Why does atl mean “water” in the Aztec language?
…
Why are there three Armenian cities cited by Ptolemy as Chol, Colua and Cholima, and
three Mexican cities named Cholula, Coluacan and Colima?
…
Atlantis! Augustus Le Plongeon, the first to excavate the Maya ruins
in the Yucatán, deciphers the glyphs and discovers that they tell the story of
the princes Coh and Aac, rivals for the hand of their sister Moo, Queen of
Atlantis. Coh is accepted, but is murdered by Aac, whose armies overrun
Atlantis as the continent begins to sink. Moo flees to Egypt, where she builds
the Sphinx as a monument to her husband/brother, changes her name to Isis, and
is the founder of Egyptian civilization. The Greek alphabet, recited in the
proper order, is actually a Mayan poem on the fate of Moo.
…
Lost! Plutarch claimed that Solon began an epic poem on Atlantis, and
gave it up. Lost! Plato’s account of the continent, Critias, ends suddenly in mid-sentence: “And when he had called
them together, he spoke as follows:”
…
Why do the Basques speak Algonquin?
…
Atlantis! Heinrich Schliemann’s grandson Paul claims that he
inherited a letter, an envelope and an owl-headed vase of unknown provenance.

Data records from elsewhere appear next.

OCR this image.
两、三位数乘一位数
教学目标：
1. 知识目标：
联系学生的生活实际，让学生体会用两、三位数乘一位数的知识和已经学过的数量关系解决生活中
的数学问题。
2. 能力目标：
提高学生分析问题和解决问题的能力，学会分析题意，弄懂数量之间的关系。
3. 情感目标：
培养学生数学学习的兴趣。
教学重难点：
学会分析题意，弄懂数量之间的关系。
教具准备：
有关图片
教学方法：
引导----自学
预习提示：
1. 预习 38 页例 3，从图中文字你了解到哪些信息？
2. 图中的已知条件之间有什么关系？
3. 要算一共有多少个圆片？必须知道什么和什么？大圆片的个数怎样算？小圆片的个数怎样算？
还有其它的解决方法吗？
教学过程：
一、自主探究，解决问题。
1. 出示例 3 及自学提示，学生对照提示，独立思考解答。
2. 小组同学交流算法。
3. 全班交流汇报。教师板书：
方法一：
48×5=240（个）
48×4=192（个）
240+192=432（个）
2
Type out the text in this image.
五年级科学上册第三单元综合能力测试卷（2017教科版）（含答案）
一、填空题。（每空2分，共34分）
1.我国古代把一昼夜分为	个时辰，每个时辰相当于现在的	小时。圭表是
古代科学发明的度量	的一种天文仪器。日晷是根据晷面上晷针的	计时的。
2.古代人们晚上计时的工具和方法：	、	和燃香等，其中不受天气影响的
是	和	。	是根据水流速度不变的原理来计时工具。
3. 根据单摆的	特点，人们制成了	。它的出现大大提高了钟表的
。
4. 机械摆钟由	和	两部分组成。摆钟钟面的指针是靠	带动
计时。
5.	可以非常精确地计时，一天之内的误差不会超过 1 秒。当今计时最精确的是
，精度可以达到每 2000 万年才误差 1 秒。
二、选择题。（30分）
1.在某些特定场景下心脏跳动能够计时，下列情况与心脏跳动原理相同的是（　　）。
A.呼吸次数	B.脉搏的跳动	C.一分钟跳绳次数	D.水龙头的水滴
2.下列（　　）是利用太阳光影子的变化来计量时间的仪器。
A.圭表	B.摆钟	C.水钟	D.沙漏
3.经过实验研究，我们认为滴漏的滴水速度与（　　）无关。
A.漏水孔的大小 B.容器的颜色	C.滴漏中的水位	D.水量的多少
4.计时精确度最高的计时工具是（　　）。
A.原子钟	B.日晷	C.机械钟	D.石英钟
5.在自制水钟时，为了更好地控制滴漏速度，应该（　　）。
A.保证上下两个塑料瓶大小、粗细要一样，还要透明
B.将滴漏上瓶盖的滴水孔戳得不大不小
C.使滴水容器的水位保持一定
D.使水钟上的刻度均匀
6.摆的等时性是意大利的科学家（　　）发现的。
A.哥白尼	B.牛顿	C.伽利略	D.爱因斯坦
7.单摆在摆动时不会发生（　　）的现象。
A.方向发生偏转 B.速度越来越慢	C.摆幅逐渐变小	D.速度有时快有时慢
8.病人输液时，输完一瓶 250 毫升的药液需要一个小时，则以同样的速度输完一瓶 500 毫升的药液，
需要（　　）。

The letter instructed that only a family member willing to devote his life to
the material contained in the envelope and vase should open them. He pledged
his life, and broke the vase. Inside were four square coins and a metal plaque
inscribed in Phoenician, Issued in the
Temple of Transparent Walls. He opened the envelope, and found his
grandfather’s secret notes from the excavation of Troy: the finding of a bronze
urn full of coins marked From the King
Cronos of Atlantis. Young Schliemann then set off for Tibet, where he
discovered a Chaldean account of the destruction of the Land of the Seven
Cities. Schliemann reports his findings to the New York American in 1912, promising to reveal much more in a
forthecoming book.
…
Atlantis! Rudolf Steiner writes how the Atlanteans had no ability to
reason, but that they had trained themselves in the mnemonic arts, and could
even pass on their collected memories to their children. When faced with a
problem, they found the solution from precedence; but if it was a new problem,
they could only experiment blindly. They used words to heal wounds immediately,
and flew in aircraft that ran on
“life force.”
…
Lost Atlantis! It was all a dream from the holothurians. The
holothurians, despised by men, called “sea cucumbers” after that insipid
vegetable, dismissed as cylindrical purplish blobs, nothing more than a mouth
and an anus, forever filtering mud in the gloom of the ocean floor—it was the
holothurians who did it. For each is the cell of a huge collective brain, a
brain trapped in millions of useless bodies that inhabit the dullest stretches
on earth. So, to amuse itself, this brain has spun stories along its submarine
network, stories that bubbled up and randomly entered the dreams of the
sleeping people above. Stories that provoked strange longings for the ocean
floor: that the origin of all life began there, that forgotten kingdoms lie
there in the mud, along with the shipwrecks of fantastic wealth. A dream that
Solon and Platon and Bacon and de Falla and the other could only partially
remember: they wrote it down, then went to sleep again to recover the rest, and
never could. A dream that has led so many to dive into the sea and keep
swimming down.
Atlantis! In the dark the holothurians eat and excrete and move on
and eat, inching forward, thinking, sending out their mental flares in the hope
that someone, something, anything will drop by and relieve the tedium of their
biological fate, down there, at the bottom of the sea, with the calcified
sponges, magnesium nodules, the crushed spines of sea urchins, the ghosts of
coelenterates, unexploded torpedoes, skeletons of bathypterids and halosaurs,
the hieroglyphic tracks of sea pens and ophiuroids, fecal coils, the waving
arms of a burrowed brittle-star, manganese encrusted dolphin teeth, the remains
of a jettisoned crate of Manilla-envelope clasps, zeolite crystals, pillows of
basalt, calcareous shells of pteropods, the sinister egg-casings of skates, the
broken anti-matter locks from a crashed spaceship, the short-crested ripples of
sand and the scour moats forming in globigerina ooze.